If you want to rank in local search results for specific towns and areas - yes. Google's local ranking algorithm looks for relevance between a search and the pages available to match it. A page that mentions multiple locations in passing will not rank as well for any single location as a page built specifically for it. If you cover more than one area and want to be found in all of them, dedicated location pages are the most effective way to achieve that.
What counts as a "location" - do I need a page for every postcode?
Not every postcode - that would be impractical. The right unit is usually a town or clearly defined area: somewhere a potential customer would name in a search, like "plumber in Guildford" or "accountant near Bath." Frively maps this out based on your actual working territory and the search patterns in your area, so the location structure reflects where your customers really are.
I only work in one town - does this still apply to me?
If you genuinely only serve one location, this particular feature matters less for you - though having clear location signals on your site still helps. Where it becomes very relevant is if you serve surrounding villages, nearby towns, or a wider county area. Many businesses think of themselves as based in one place but actually travel quite broadly - and those extended areas are often untargeted on their website.
Won't having lots of location pages look repetitive or spammy?
This is a common concern and worth addressing directly. Location pages are only effective if they are genuinely well-written and useful - not if they are copies of each other with just the town name swapped out. Frively builds each location page to a real standard, with content that reflects the specific area. Done properly, these pages are not repetitive - they are relevant. Google rewards relevance.

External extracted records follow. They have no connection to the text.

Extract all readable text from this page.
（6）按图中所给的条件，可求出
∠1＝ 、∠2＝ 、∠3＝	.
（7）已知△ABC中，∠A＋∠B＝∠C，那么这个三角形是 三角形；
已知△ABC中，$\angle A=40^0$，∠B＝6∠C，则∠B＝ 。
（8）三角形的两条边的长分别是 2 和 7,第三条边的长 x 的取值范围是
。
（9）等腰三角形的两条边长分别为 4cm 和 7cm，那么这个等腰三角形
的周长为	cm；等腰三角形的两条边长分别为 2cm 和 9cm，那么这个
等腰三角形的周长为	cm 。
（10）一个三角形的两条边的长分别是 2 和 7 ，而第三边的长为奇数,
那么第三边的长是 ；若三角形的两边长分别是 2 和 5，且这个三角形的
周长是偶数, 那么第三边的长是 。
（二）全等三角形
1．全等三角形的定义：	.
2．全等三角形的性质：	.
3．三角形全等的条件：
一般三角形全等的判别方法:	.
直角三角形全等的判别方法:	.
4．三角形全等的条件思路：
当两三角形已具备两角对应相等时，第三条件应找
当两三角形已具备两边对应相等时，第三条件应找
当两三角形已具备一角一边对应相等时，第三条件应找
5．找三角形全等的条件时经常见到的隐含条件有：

How does this compare to just setting up a Google Business Profile?
A Google Business Profile is valuable - particularly for searches near your registered address - but it does not replace location pages on your website. Your Business Profile helps you appear in map results near your address. Location pages on your website help you rank in organic search results across all the areas you cover. Both matter, and Frively's Pulse audit looks at both.

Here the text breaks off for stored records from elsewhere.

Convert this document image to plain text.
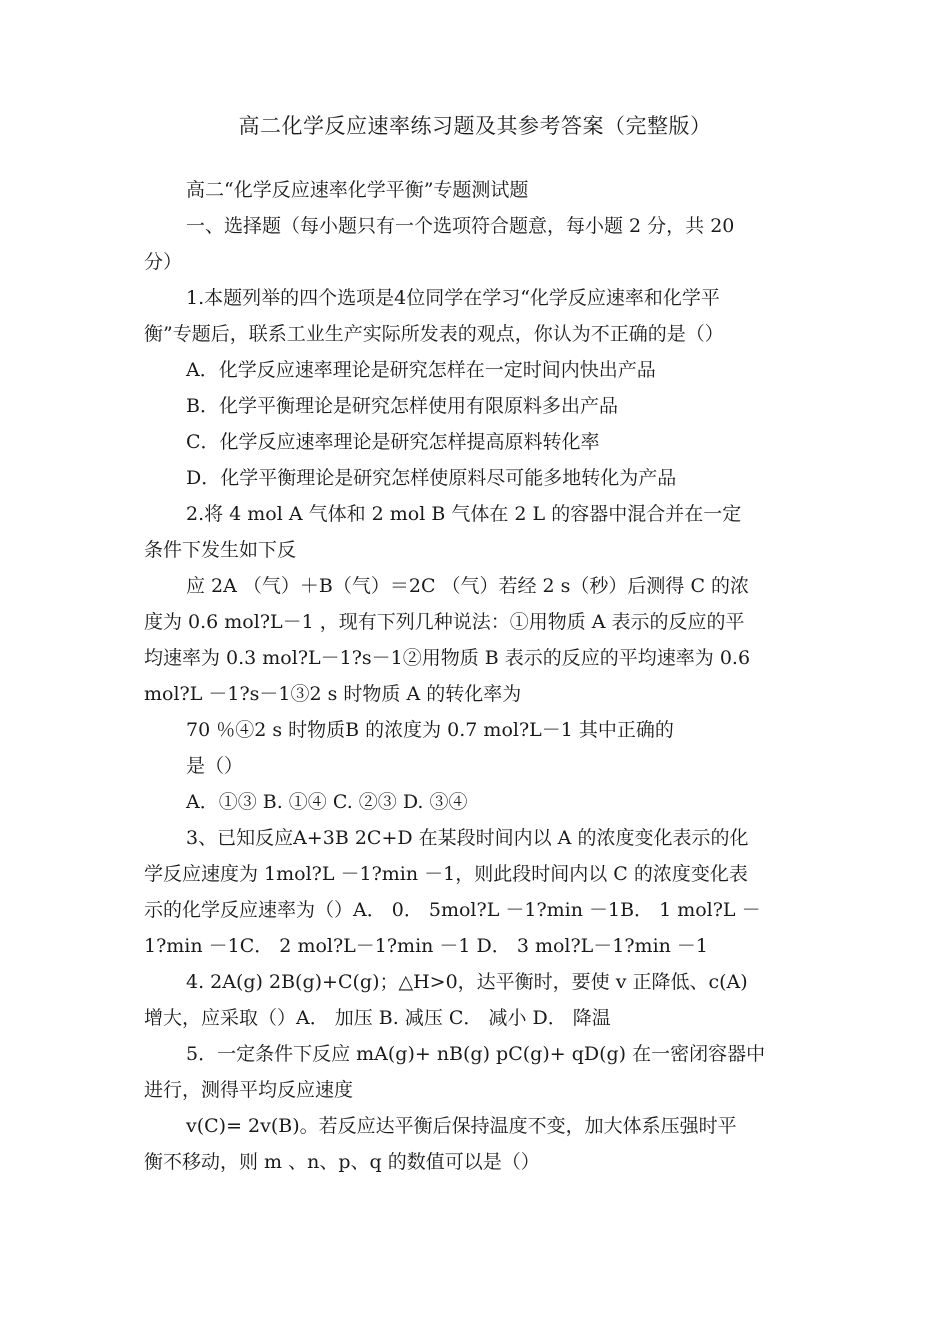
高二化学反应速率练习题及其参考答案（完整版）
高二“化学反应速率化学平衡”专题测试题
一、选择题（每小题只有一个选项符合题意，每小题 2 分，共 20
分）
1.本题列举的四个选项是4位同学在学习“化学反应速率和化学平
衡”专题后，联系工业生产实际所发表的观点，你认为不正确的是（）
A．化学反应速率理论是研究怎样在一定时间内快出产品
B．化学平衡理论是研究怎样使用有限原料多出产品
C．化学反应速率理论是研究怎样提高原料转化率
D．化学平衡理论是研究怎样使原料尽可能多地转化为产品
2.将 4 mol A 气体和 2 mol B 气体在 2 L 的容器中混合并在一定
条件下发生如下反
应 2A （气）＋B（气）＝2C （气）若经 2 s（秒）后测得 C 的浓
度为 0.6 mol?L－1 ，现有下列几种说法：①用物质 A 表示的反应的平
均速率为 0.3 mol?L－1?s－1②用物质 B 表示的反应的平均速率为 0.6
mol?L －1?s－1③2 s 时物质 A 的转化率为
70 ％④2 s 时物质B 的浓度为 0.7 mol?L－1 其中正确的
是（）
A．①③ B. ①④ C. ②③ D. ③④
3、已知反应A+3B 2C+D 在某段时间内以 A 的浓度变化表示的化
学反应速度为 1mol?L －1?min －1，则此段时间内以 C 的浓度变化表
示的化学反应速率为（）A． 0． 5mol?L －1?min －1B． 1 mol?L －
1?min －1C． 2 mol?L－1?min －1 D． 3 mol?L－1?min －1
4. 2A(g) 2B(g)+C(g)；△H>0，达平衡时，要使 v 正降低、c(A)
增大，应采取（）A． 加压 B. 减压 C． 减小 D． 降温
5．一定条件下反应 mA(g)+ nB(g) pC(g)+ qD(g) 在一密闭容器中
进行，测得平均反应速度
v(C)= 2v(B)。若反应达平衡后保持温度不变，加大体系压强时平
衡不移动，则 m 、n、p、q 的数值可以是（）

How many location pages would a typical Frively client have?
It varies significantly. A sole trader working within a 20-mile radius might have 10-15 location pages. A business with a wider territory might have 30, 50, or more. Frively maps this based on your specific services and working area - the number is determined by what will genuinely improve your visibility, not by what sounds impressive.
Will I be able to see which locations my site is ranking for?
Yes. Frively monitors your keyword rankings across all the location pages on your site as part of the ongoing managed service. If a location page is underperforming, our team looks at why and makes improvements. You are not left to monitor a dashboard yourself - we track it and act on it for you.
Does the free audit show me how my location coverage currently looks?
It does. The Pulse audit includes a review of which areas your site is currently visible in - and which it is not - alongside a clear picture of the opportunity that better local coverage could unlock. Our team writes it up in plain English so you can see exactly where the gaps are before making any decisions. No obligation - just a clear, honest picture.